Suprise! Another chapter for my lovelies. Implied Destiel of course. Implied Sabriel if you squint also. I'm open to any suggestions and criticisms so type away! Enjoy! :D
"Dude, enough with the sugar! You're gonna ruin your teeth!" Sam scalded Gabriel, freezing for a second when he realised how much of a mother that sentence made him sound. Gabriel, who was currently sitting on the kitchen counter raising his third dozen sweet to his mouth, blew raspberries at Sam who rolled his eyes in response before returning his attention to the salad he was mixing.
"You sure you're okay? I mean you're dead for, what, a year? And then all of a sudden you're here again and you've got no questions? You're not curious? Even a little?" Sam looked incredulous. Gabriel shrugged before hopping down from the counter and sauntering over to the fridge reaching in and pulling out a slice of cake, materialising a spoon in his hand before taking a bite.
"Don't get me wrong; I wanna know who got me on my feet again and all but I have more important things to do." Sam raised an eyebrow as Gabriel finished.
"Like what? All you do is sit around and eat candy all day." He laughed. Gabriel put a hand over his heart in mock horror.

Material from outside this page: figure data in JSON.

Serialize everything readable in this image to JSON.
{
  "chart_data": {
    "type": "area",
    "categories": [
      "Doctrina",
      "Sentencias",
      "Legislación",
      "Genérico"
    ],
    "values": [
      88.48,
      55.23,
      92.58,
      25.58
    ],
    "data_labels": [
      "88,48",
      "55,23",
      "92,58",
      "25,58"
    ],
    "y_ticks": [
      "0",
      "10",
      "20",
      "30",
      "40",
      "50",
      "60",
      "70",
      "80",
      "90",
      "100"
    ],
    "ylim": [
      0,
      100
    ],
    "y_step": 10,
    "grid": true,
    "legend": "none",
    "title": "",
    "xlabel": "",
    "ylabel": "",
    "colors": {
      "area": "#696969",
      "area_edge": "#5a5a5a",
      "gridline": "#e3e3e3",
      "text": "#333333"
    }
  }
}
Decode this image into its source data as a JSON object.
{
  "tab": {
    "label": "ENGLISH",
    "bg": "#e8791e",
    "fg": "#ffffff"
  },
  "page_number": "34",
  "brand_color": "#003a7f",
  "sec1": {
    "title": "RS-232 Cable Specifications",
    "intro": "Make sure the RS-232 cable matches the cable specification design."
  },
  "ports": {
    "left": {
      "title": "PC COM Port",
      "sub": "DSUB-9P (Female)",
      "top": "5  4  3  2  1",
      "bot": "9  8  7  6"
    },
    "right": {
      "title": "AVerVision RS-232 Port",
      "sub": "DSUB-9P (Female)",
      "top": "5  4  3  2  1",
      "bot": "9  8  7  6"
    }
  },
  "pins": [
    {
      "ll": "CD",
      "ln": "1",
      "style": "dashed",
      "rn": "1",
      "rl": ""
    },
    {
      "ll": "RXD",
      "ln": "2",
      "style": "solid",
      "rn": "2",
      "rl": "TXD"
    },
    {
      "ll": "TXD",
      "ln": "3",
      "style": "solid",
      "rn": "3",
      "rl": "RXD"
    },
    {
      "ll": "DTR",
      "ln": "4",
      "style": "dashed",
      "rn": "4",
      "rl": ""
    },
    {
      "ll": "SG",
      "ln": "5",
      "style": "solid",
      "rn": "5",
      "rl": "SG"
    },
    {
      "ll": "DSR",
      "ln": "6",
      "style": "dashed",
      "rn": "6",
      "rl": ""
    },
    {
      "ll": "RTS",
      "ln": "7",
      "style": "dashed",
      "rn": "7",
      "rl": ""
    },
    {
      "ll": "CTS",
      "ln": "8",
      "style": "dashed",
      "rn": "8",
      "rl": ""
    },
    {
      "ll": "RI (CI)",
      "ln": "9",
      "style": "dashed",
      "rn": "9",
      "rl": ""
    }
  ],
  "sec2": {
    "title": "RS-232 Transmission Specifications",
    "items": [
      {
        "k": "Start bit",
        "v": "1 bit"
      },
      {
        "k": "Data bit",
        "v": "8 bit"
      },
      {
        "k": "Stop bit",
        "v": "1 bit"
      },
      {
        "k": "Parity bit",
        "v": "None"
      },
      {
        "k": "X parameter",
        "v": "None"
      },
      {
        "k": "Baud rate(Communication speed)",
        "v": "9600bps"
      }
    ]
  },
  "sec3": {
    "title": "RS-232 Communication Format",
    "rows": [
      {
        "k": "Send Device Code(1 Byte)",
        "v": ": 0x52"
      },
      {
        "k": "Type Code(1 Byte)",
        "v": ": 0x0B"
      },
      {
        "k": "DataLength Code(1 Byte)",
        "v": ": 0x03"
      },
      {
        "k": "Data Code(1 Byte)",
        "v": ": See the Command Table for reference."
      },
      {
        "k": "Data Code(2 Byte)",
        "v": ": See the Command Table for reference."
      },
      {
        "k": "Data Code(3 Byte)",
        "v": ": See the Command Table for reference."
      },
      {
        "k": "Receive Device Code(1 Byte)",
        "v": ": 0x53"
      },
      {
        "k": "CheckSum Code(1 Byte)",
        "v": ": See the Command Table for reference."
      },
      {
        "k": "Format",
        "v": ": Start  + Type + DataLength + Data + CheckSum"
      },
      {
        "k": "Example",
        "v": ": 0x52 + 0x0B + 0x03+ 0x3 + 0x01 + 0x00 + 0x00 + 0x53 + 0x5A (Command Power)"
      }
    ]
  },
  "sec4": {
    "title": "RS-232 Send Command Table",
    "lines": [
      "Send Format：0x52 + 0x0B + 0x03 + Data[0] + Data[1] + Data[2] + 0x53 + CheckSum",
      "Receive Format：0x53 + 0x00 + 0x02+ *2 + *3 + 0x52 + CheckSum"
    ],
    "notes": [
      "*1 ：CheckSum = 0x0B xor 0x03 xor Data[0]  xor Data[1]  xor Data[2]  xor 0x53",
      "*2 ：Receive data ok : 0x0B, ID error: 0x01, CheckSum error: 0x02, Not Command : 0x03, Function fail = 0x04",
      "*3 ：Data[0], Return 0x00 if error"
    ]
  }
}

"Hey hey hey, Sammy-boy. I do plenty! I annoy you, I create plans on how to get our brothers to do the horizontal Lombardo," Sam's jaw dropped, "I save your cooking when you burn it to hell and back. Heck, once I even got Kev some aspirin! If that's not commitment, I don't know what is!" He concluded with an amused sigh. Sam was dumbfounded.

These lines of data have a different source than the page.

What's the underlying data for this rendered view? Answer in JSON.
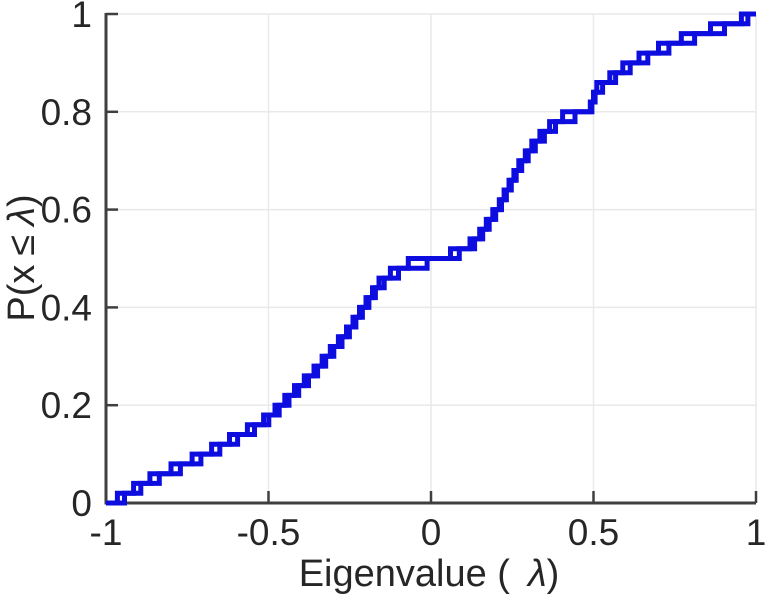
{
  "figure": {
    "background": "#ffffff",
    "axes_color": "#3f3f3f",
    "tick_label_color": "#262626",
    "grid_color": "#e9e9e9",
    "line_color": "#0d0de0",
    "line_width": 5
  },
  "chart_data": {
    "type": "line",
    "subtype": "empirical-cdf-stairs",
    "title": "",
    "xlabel": {
      "prefix": "Eigenvalue (",
      "lambda": "λ",
      "suffix": ")"
    },
    "ylabel": {
      "prefix": "P(x",
      "leq": "≤",
      "lambda": "λ",
      "suffix": ")"
    },
    "xlim": [
      -1,
      1
    ],
    "ylim": [
      0,
      1
    ],
    "grid": true,
    "legend_position": "none",
    "xticks": {
      "values": [
        -1,
        -0.5,
        0,
        0.5,
        1
      ],
      "labels": [
        "-1",
        "-0.5",
        "0",
        "0.5",
        "1"
      ]
    },
    "yticks": {
      "values": [
        0,
        0.2,
        0.4,
        0.6,
        0.8,
        1
      ],
      "labels": [
        "0",
        "0.2",
        "0.4",
        "0.6",
        "0.8",
        "1"
      ]
    },
    "series": [
      {
        "name": "eigenvalue-ecdf-1",
        "color": "#0d0de0",
        "eigenvalues": [
          -0.965,
          -0.915,
          -0.865,
          -0.8,
          -0.735,
          -0.675,
          -0.62,
          -0.565,
          -0.515,
          -0.48,
          -0.45,
          -0.42,
          -0.39,
          -0.36,
          -0.335,
          -0.31,
          -0.285,
          -0.26,
          -0.24,
          -0.22,
          -0.2,
          -0.18,
          -0.16,
          -0.125,
          -0.07,
          0.06,
          0.12,
          0.15,
          0.17,
          0.19,
          0.21,
          0.225,
          0.24,
          0.255,
          0.27,
          0.29,
          0.31,
          0.335,
          0.365,
          0.405,
          0.49,
          0.5,
          0.51,
          0.55,
          0.59,
          0.64,
          0.7,
          0.77,
          0.86,
          0.955
        ]
      },
      {
        "name": "eigenvalue-ecdf-2",
        "color": "#0d0de0",
        "eigenvalues": [
          -0.943,
          -0.893,
          -0.836,
          -0.771,
          -0.708,
          -0.65,
          -0.595,
          -0.543,
          -0.499,
          -0.467,
          -0.437,
          -0.407,
          -0.377,
          -0.349,
          -0.324,
          -0.299,
          -0.274,
          -0.251,
          -0.231,
          -0.211,
          -0.191,
          -0.171,
          -0.144,
          -0.1,
          -0.012,
          0.087,
          0.134,
          0.159,
          0.179,
          0.199,
          0.217,
          0.232,
          0.247,
          0.262,
          0.279,
          0.299,
          0.321,
          0.349,
          0.383,
          0.443,
          0.495,
          0.505,
          0.528,
          0.568,
          0.613,
          0.667,
          0.732,
          0.811,
          0.903,
          0.975
        ]
      }
    ]
  }
}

"Wait, w-what?" He spluttered. "You have been trying to set up Dean and Cas? What the hell?" He briefly contemplated hitting Gabriel but instead soothed the urge by chopping up the remaining tomatoes harshly.
"Well duh! Red and I have been stapling Mistletoe to door frames since Christmas 1st!" Gabriel grinned. Sam almost smiled at Gabriel's pet name for Charlie, but held a stony expression instead. He placed the knife down on the chopping board and turned round calmly to Gabriel, who was still eating his ever replenishing bowl of cake. Sam rested his back on the kitchen counter; his arms folded and took a deep breath.
"Dean's not gay." He stated simply. Gabriel rolled his eyes.
"Well, no. Not officially. But even you have to admit he can't be completely hetero." Gabriel challenged. Sam sighed.
"Cas is an ex-angel. An asexual ex-angel. Somehow I don't think Dean's ass is at the forefront of his mind right now. Or ever." He smiled slightly to show he wasn't angry with Gabriel but turned his back on him to show he wasn't exactly pleased with him either. Gabriel (being observant as ever) noticed neither of these 2 gestures, too intent on deciding what flavour of cake he was eating. I'm definitely detecting a hint of blueberry in there, but then the little bit of banana-y goodness at the end is just plain evil he thought. Sam waved his large hand in front of Gabriel's face to grab his attention. "You were saying?"
"Oh right! Yeah, but Cassie boy and Dean-o and in L-O-V-E. It's more obvious than my love of candy, or your moose heritage. If you'd just open your eyes. If they'd just open their eyes." He mused. Sam laughed.
"Riiiiiight. They're in love and I'm the queen of England." Gabriel jabbed a finger at him.
"Whatever, they're in love." Gabriel finished with a frown.
"Who's in love?" Charlie yawned as she stumbled over to the coffee machine, still in her Lord of the Rings pyjamas.
"Dean-o and a certain blue-eyed angel." Said Gabriel.
"Oh, yeah. Duh Sherlock, how'd you figure that one out?" Charlie stated with a grin which was returned by Gabriel. Inside joke figured Sam. Gabriel gave a laugh before leaving the kitchen, slapping Sam's ass on the way out, for which Sam launched a tomato at him. Gabriel dodged it easily.
"No they're not." Sam shook his head, turning his attention to Charlie.
"Are too!" Charlie stuck her tongue out at him. Just then a tired Dean entered the kitchen and the conversation was forced to cease.